Stimuler la productivité et la compétitivité demeure le principal défi à moyen et long terme. Nombre d’études ont montré que les taux de croissance économique plutôt médiocres de ces 30 dernières années sont essentiellement imputables à une faible croissance de la productivité. Même si ce problème a des causes complexes (voir «Face-à-face avec la productivité», dans ce numéro), des progrès seraient souhaitables sur différents fronts.

  • Les investissements publics, moins importants que dans les économies émergentes plus dynamiques, devront être augmentés pour combler le retard de la région en termes d’infrastructures. Il est également impératif de développer le capital humain en améliorant la scolarisation et la formation.

  • Créer un environnement plus propice aux entreprises et améliorer la gouvernance en général est également essentiel pour tirer parti des investissements privés (notamment asiatiques) et renforcer l’intermédiation financière. Il faudra vraisemblablement agir sur différents fronts (simplifier les formalités administratives, faire reculer l’insécurité et la criminalité et renforcer les droits des créanciers). Il faut aussi supprimer les obstacles à la concurrence et mieux réglementer les secteurs susceptibles d’être des monopoles naturels comme l’eau, l’électricité et les télécommunications pour garantir des services fiables, efficients et abordables.

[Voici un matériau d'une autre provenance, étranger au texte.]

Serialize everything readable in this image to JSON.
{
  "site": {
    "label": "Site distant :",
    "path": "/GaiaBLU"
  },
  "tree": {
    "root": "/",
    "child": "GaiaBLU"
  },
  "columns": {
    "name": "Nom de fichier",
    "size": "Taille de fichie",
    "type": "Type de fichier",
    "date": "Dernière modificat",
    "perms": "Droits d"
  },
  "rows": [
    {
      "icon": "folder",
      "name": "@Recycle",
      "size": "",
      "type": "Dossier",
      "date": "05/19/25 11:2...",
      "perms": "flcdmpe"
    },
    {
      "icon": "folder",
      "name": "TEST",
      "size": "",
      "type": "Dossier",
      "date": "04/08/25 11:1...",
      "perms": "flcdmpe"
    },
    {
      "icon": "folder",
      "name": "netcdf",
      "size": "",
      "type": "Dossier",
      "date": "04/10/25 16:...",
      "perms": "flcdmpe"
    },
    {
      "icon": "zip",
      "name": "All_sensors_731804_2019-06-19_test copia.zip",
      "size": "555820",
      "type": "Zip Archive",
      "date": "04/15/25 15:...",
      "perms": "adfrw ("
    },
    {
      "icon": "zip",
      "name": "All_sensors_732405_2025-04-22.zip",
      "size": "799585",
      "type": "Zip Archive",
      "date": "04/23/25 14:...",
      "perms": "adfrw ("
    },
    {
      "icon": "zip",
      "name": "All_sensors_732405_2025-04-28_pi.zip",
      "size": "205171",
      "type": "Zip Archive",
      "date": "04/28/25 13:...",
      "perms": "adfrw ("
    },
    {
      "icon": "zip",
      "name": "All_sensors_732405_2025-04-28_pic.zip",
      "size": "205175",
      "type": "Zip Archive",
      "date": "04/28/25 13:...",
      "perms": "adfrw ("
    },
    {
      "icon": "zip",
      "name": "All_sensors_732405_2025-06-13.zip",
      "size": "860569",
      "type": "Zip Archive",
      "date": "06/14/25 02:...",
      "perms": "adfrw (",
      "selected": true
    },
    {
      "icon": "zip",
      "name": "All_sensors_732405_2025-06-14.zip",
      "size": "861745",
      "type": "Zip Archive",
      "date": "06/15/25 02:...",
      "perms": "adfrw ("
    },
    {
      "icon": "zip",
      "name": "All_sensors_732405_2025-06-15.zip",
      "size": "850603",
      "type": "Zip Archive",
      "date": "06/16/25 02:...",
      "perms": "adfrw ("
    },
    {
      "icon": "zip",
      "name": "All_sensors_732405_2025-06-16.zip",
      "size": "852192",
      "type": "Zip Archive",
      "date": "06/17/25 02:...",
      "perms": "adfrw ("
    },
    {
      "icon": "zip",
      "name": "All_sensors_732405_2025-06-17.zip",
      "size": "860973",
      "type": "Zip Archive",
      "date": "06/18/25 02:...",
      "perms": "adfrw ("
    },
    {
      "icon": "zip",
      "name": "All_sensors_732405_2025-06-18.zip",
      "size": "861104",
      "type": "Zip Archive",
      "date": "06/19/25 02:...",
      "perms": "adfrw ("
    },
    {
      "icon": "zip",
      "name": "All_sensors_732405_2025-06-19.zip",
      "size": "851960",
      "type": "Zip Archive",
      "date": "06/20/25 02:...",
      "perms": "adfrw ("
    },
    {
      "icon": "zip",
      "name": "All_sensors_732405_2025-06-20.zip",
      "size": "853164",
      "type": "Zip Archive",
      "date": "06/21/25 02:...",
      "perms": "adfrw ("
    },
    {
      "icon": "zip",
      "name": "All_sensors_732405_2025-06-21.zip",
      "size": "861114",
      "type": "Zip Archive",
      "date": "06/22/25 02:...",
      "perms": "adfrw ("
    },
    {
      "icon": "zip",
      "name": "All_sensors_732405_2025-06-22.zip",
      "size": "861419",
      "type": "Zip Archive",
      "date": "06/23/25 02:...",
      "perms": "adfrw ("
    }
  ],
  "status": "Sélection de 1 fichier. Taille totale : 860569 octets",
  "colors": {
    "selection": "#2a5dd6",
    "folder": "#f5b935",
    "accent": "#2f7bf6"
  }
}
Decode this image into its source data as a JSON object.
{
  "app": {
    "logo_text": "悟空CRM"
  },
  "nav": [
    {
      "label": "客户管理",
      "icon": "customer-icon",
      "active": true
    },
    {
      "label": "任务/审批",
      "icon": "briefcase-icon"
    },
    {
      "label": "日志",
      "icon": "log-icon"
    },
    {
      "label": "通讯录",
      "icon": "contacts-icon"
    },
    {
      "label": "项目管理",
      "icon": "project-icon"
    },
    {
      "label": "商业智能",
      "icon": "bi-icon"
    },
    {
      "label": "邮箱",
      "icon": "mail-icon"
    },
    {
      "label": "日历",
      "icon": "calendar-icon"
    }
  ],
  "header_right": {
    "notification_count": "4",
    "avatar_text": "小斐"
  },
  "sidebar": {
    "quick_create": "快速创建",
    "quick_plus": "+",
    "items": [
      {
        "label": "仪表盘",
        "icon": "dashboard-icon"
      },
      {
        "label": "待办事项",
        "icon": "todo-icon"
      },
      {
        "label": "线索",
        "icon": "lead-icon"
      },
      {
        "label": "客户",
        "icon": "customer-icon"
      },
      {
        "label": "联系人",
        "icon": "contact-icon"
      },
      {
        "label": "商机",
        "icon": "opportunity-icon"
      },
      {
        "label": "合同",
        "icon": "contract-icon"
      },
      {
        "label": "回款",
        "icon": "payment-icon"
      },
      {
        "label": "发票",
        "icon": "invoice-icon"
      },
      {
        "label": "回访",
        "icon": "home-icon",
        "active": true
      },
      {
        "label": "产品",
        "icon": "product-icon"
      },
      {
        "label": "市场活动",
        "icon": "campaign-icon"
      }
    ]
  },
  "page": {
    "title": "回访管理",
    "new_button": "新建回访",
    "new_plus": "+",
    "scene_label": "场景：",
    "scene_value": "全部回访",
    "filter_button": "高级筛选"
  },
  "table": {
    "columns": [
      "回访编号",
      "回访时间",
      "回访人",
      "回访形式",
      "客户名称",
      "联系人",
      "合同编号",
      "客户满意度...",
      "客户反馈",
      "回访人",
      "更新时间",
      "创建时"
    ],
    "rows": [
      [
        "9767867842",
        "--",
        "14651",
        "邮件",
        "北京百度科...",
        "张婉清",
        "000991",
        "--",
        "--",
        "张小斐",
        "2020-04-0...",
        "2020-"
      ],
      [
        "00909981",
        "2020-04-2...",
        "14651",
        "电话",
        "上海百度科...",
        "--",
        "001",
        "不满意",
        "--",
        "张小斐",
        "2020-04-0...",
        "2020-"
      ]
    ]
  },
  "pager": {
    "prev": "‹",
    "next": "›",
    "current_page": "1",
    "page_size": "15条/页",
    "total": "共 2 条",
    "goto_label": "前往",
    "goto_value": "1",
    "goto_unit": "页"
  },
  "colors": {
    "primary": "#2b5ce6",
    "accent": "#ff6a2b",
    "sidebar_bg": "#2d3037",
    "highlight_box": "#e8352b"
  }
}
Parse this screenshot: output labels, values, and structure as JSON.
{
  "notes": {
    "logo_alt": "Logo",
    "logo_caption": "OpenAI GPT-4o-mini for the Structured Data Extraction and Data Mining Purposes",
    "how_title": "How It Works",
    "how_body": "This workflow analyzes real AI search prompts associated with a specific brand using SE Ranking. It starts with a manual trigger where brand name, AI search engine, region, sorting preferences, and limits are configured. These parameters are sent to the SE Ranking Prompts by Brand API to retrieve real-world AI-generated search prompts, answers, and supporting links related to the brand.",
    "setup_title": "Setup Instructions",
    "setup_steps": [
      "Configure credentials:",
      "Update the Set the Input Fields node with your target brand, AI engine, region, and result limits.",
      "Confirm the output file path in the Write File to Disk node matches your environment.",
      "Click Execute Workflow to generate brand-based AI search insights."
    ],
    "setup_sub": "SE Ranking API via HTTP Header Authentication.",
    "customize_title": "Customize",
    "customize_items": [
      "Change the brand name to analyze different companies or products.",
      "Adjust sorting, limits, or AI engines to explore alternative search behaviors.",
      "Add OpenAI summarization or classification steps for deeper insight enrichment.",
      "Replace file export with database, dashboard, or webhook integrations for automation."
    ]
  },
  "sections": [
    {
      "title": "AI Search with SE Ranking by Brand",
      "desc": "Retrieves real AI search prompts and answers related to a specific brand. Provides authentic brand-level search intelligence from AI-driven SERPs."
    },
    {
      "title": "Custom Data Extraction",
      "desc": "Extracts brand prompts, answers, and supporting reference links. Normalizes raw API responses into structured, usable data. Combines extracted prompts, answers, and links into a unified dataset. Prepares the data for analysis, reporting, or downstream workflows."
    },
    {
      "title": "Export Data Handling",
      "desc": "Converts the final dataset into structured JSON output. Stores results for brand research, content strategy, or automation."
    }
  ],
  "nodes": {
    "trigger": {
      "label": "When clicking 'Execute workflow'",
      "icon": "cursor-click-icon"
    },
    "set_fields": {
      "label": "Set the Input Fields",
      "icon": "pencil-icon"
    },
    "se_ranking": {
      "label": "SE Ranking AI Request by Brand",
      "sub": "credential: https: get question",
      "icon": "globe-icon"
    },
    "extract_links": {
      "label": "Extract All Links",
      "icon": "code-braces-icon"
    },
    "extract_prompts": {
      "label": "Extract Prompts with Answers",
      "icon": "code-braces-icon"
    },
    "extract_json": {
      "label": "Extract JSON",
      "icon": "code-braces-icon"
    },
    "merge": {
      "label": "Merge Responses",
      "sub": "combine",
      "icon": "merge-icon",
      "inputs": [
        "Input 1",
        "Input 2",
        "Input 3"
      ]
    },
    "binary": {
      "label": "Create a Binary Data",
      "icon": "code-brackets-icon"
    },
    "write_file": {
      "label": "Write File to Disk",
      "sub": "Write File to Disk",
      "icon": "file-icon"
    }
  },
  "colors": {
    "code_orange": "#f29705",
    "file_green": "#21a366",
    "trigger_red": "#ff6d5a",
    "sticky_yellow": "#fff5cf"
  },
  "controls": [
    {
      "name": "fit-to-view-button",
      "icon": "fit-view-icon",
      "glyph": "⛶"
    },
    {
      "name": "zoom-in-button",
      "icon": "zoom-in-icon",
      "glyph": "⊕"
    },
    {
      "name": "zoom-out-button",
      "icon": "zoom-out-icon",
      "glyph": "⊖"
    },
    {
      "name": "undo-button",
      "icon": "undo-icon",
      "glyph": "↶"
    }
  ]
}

  • La région peut tirer un encore meilleur parti du développement de son commerce extérieur: les échanges avec les économies émergentes à croissance plus rapide peuvent être encore plus nombreux et les exportations peuvent être largement diversifiées pour diminuer progressivement la dépendance vis-à-vis des économies avancées et exportations de produits de base. La région doit exploiter son ouverture plus large aux échanges, notamment les avantages découlant des accords commerciaux signés récemment. Améliorer l’infrastructure du commerce, y compris grâce à des investissements publics, peut être utile.

D’autres progrès sont aussi nécessaires pour garantir un partage plus équitable des fruits de la croissance. Bien que la situation sur ce plan se soit arrangée ces 10 dernières années, la pauvreté et l’inégalité demeurent plus importantes que dans d’autres régions ou pays avec des niveaux de vie comparables. Le ciblage des dépenses publiques et l’efficacité des systèmes de protection sociale doivent encore être améliorés. Cela est particulièrement crucial actuellement, alors que la hausse des prix alimentaires se double d’une hausse des prix de l’énergie, car la politique économique devrait viser à protéger les pauvres et éviter une généralisation des subventions, qui sont coûteuses et faussent la répartition des ressources (notamment en encourageant une surconsommation de carburants). La région devrait méditer les leçons du succès des programmes de prestations sous conditions mis en place au Brésil (Bolsa Família) et au Mexique (Oportunidades), qui accordent des aides aux familles défavorisées à condition qu’elles gardent leurs enfants à l’école. Les pays d’Amérique latine devront également améliorer la qualité des services fournis dans les domaines de l’éducation, de la santé et de la sécurité publique pour répondre aux attentes d’une classe moyenne toujours plus nombreuse et s’adapter à l’intensification de la concurrence mondiale.

Bien que la population latino-américaine soit encore jeune, les systèmes publics de retraite et de maladie devront être renforcés pour répondre aux besoins d’une population âgée de plus en plus nombreuse. Il faudra y parvenir sans compromettre la viabilité des finances publiques. Dans certains cas, cela supposera d’accroître les recettes et de mieux hiérarchiser les dépenses, en réduisant notamment les subventions qui ne ciblent pas les pauvres.

* * * * *

Malgré une histoire chaotique, l’Amérique latine peut tirer parti de la force et de la résistance qui la caractérisent désormais. Dans une conjoncture mondiale plutôt stimulante, les décideurs de la région devront manœuvrer habilement pour éviter que les cycles expansion/récession du passé ne se répètent, tout en s’ef-forçant de pérenniser les conditions propices à une croissance plus soutenue et plus équitable.

Nicolás Eyzaguirre est Directeur du Département Hémisphère occidental du FMI.